SX-150 の VCO の温度補償 (12) -- Q902 のベース電流補償 (5)

これまでベース電流補償回路について述べてきましたが、そもそもベース電流が流れなければ、補償する必要はありません。
Q2 のベースをドライブする Q902 を NPN トランジスタではなく、Nチャネル MOSFET にすればゲート電流は流れません。
ただし、Q901 の V_{\rm BE} の上に NMOS のスレシホールド電圧分が加わることになるので、抵抗で電流を設定する方式では性能が出ず、定電流方式にする必要があります。
Q902 を NMOS に変更し、ついでに PNP カレントミラーも PMOS に変えた回路を下に示します。

この回路を実現するには、NMOS FET 1個と、特性の揃った PMOS FET のペア1組が必要ですが、メタルゲート CMOS ロジックの「4000」ファミリの中の 「4007」がこの用途に使えます。
「4007」にはアンバッファド・インバータ、つまり CMOS 1段だけのインバータ3個分の MOSFET が集積されています。
そして、その3個のインバータに対し、それぞれ

  • ドレイン側の接続を切断
  • ソース側の接続を切断
  • ドレイン側、ソース側、両方の接続を切断

した形になっています。
ドレイン側がフリーな PMOS 2個をカレントミラーに使い、ソース側がフリーな NMOS を Q2 のドライブに使った回路を下に示します。*1


小さい円のそばに書いてある数字は 14 ピン DIP パッケージでのピン番号です。
回路図の MOSFET のシンボルの都合上、サブストレートがソースに接続されているような形になっていますが、実際は、すべての PMOS のサブストレートは 14 番ピン、すべての NMOS のサブストレートは 7 番ピンに接続されています。
ゲート電極がつながっているけれども使用していない方の MOS トランジスタは、本来の回路動作には影響が出ないように、ソースとドレインをショートし、PMOS は Vcc に、NMOS は GND に落としてあります。 この状態では、単なる MOS キャパシタとしての機能しかありません。
IC の型番ですが、詳しく言うと、4000「B」シリーズのアンバッファド・インバータなので、「CD4007UB」のような表記になります。
実際にこの回路をブレッドボードに組んで測定してみました。 結果のグラフを下に示します。

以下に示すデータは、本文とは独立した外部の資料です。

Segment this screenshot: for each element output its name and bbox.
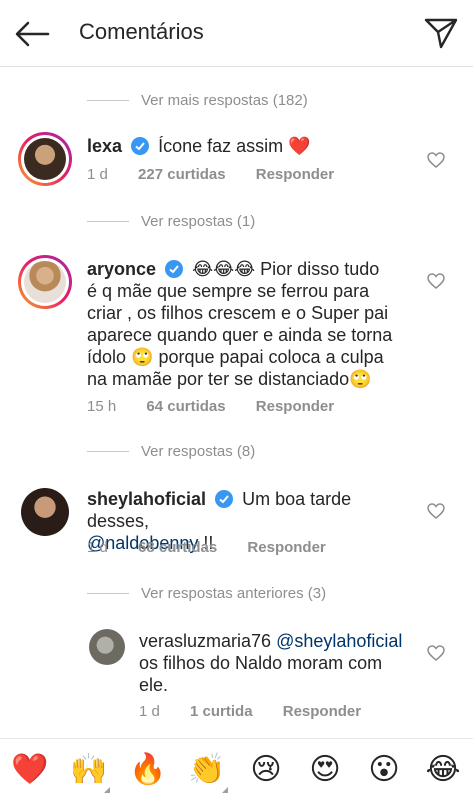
avatar[interactable]: [21, 488, 69, 536]
view-more-replies[interactable]: Ver mais respostas (182): [87, 90, 308, 110]
raised-hands-emoji: 🙌: [70, 753, 108, 786]
surprised-emoji-button[interactable]: 😮: [365, 751, 403, 789]
avatar-story-ring[interactable]: [18, 132, 72, 186]
page-title: Comentários: [79, 19, 204, 44]
laughing-emoji-button[interactable]: 😂: [424, 751, 462, 789]
comment-aryonce: aryonce 😂😂😂 Pior disso tudo é q mãe que …: [0, 253, 473, 423]
avatar-story-ring[interactable]: [18, 255, 72, 309]
mention-link[interactable]: @sheylahoficial: [276, 631, 402, 651]
comment-time: 15 h: [87, 398, 117, 415]
comment-time: 1 d: [87, 539, 108, 556]
username[interactable]: verasluzmaria76: [139, 631, 271, 651]
comment-text-line: na mamãe por ter se distanciado🙄: [87, 369, 372, 389]
like-count[interactable]: 1 curtida: [190, 703, 253, 720]
like-count[interactable]: 68 curtidas: [138, 539, 217, 556]
like-heart-icon[interactable]: [427, 503, 445, 519]
view-replies-label: Ver respostas (8): [141, 442, 256, 460]
back-arrow-icon[interactable]: [14, 20, 50, 48]
comment-text-line: é q mãe que sempre se ferrou para: [87, 281, 370, 301]
comment-text-line: aparece quando quer e ainda se torna: [87, 325, 393, 345]
view-previous-replies[interactable]: Ver respostas anteriores (3): [87, 583, 326, 603]
comment-body: lexa Ícone faz assim ❤️: [87, 135, 311, 157]
verified-badge-icon: [215, 490, 234, 508]
divider-line: [87, 220, 129, 222]
like-count[interactable]: 227 curtidas: [138, 166, 226, 183]
reply-button[interactable]: Responder: [247, 539, 325, 556]
reply-button[interactable]: Responder: [256, 398, 334, 415]
verified-badge-icon: [131, 137, 150, 155]
comment-meta: 1 d 68 curtidas Responder: [87, 539, 352, 556]
fire-emoji-button[interactable]: 🔥: [129, 751, 167, 789]
comment-text-line: criar , os filhos crescem e o Super pai: [87, 303, 389, 323]
username[interactable]: sheylahoficial: [87, 489, 206, 509]
comment-meta: 1 d 1 curtida Responder: [139, 703, 387, 720]
avatar[interactable]: [89, 629, 125, 665]
like-count[interactable]: 64 curtidas: [146, 398, 225, 415]
comment-time: 1 d: [87, 166, 108, 183]
like-heart-icon[interactable]: [427, 273, 445, 289]
divider-line: [87, 450, 129, 452]
top-bar: Comentários: [0, 0, 473, 67]
reply-button[interactable]: Responder: [256, 166, 334, 183]
heart-emoji-button[interactable]: ❤️: [11, 751, 49, 789]
view-replies[interactable]: Ver respostas (1): [87, 211, 255, 231]
clap-emoji-button[interactable]: 👏: [188, 751, 228, 793]
direct-send-icon[interactable]: [424, 17, 458, 49]
avatar: [24, 261, 66, 303]
username[interactable]: lexa: [87, 136, 122, 156]
raised-hands-emoji-button[interactable]: 🙌: [70, 751, 110, 793]
reply-verasluzmaria76: verasluzmaria76 @sheylahoficial os filho…: [0, 625, 473, 725]
comment-text-line: ele.: [139, 675, 169, 695]
comment-sheylahoficial: sheylahoficial Um boa tarde desses, @nal…: [0, 483, 473, 563]
comment-lexa: lexa Ícone faz assim ❤️ 1 d 227 curtidas…: [0, 130, 473, 190]
crying-emoji-button[interactable]: 😢: [247, 751, 285, 789]
comment-meta: 15 h 64 curtidas Responder: [87, 398, 360, 415]
comment-text-line: os filhos do Naldo moram com: [139, 653, 383, 673]
like-heart-icon[interactable]: [427, 645, 445, 661]
divider-line: [87, 99, 129, 101]
comment-body: aryonce 😂😂😂 Pior disso tudo é q mãe que …: [87, 258, 417, 390]
heart-eyes-emoji-button[interactable]: 😍: [306, 751, 344, 789]
divider-line: [87, 592, 129, 594]
username[interactable]: aryonce: [87, 259, 156, 279]
view-replies-label: Ver respostas (1): [141, 212, 256, 230]
comment-text-line: 😂😂😂 Pior disso tudo: [192, 259, 380, 279]
like-heart-icon[interactable]: [427, 152, 445, 168]
view-previous-label: Ver respostas anteriores (3): [141, 584, 327, 602]
comment-text-line: ídolo 🙄 porque papai coloca a culpa: [87, 347, 384, 367]
comment-meta: 1 d 227 curtidas Responder: [87, 166, 360, 183]
avatar: [24, 138, 66, 180]
view-replies[interactable]: Ver respostas (8): [87, 441, 255, 461]
view-more-label: Ver mais respostas (182): [141, 91, 308, 109]
comment-text: Ícone faz assim ❤️: [158, 136, 311, 156]
emoji-quick-bar: ❤️ 🙌 🔥 👏 😢 😍 😮 😂: [0, 738, 473, 801]
verified-badge-icon: [165, 260, 184, 278]
comment-body: verasluzmaria76 @sheylahoficial os filho…: [139, 630, 419, 696]
comment-time: 1 d: [139, 703, 160, 720]
reply-button[interactable]: Responder: [283, 703, 361, 720]
clap-emoji: 👏: [188, 753, 226, 786]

誤差は最大でも -40 セント以下におさまっており、バイポーラ・トランジスタ版の約半分になっています。
これはベース電流の影響がないのと、定電流回路を使用したことによる改善が合わさっているものと考えられます。
ちなみに PMOS カレントミラーのゲート電位は約 4 V でスレシホールド電圧としては約 -1 V ということになります。
NMOS トランジスタ M902 のゲート電位は、CV 入力最大の時に約 2.9 V でした。
バイポーラ版では Q902 のベース電位は 1.5 V 程度 (2*Vbe + 180 mV) ですから、それに比べると、メタルゲートということもあって、かなり高くなっています。

*1:当初掲載していた回路を変更し、PMOS カレントミラーの入力側と出力側に使う素子を入れ替えてあります。こちらの方が配線しやすくなります。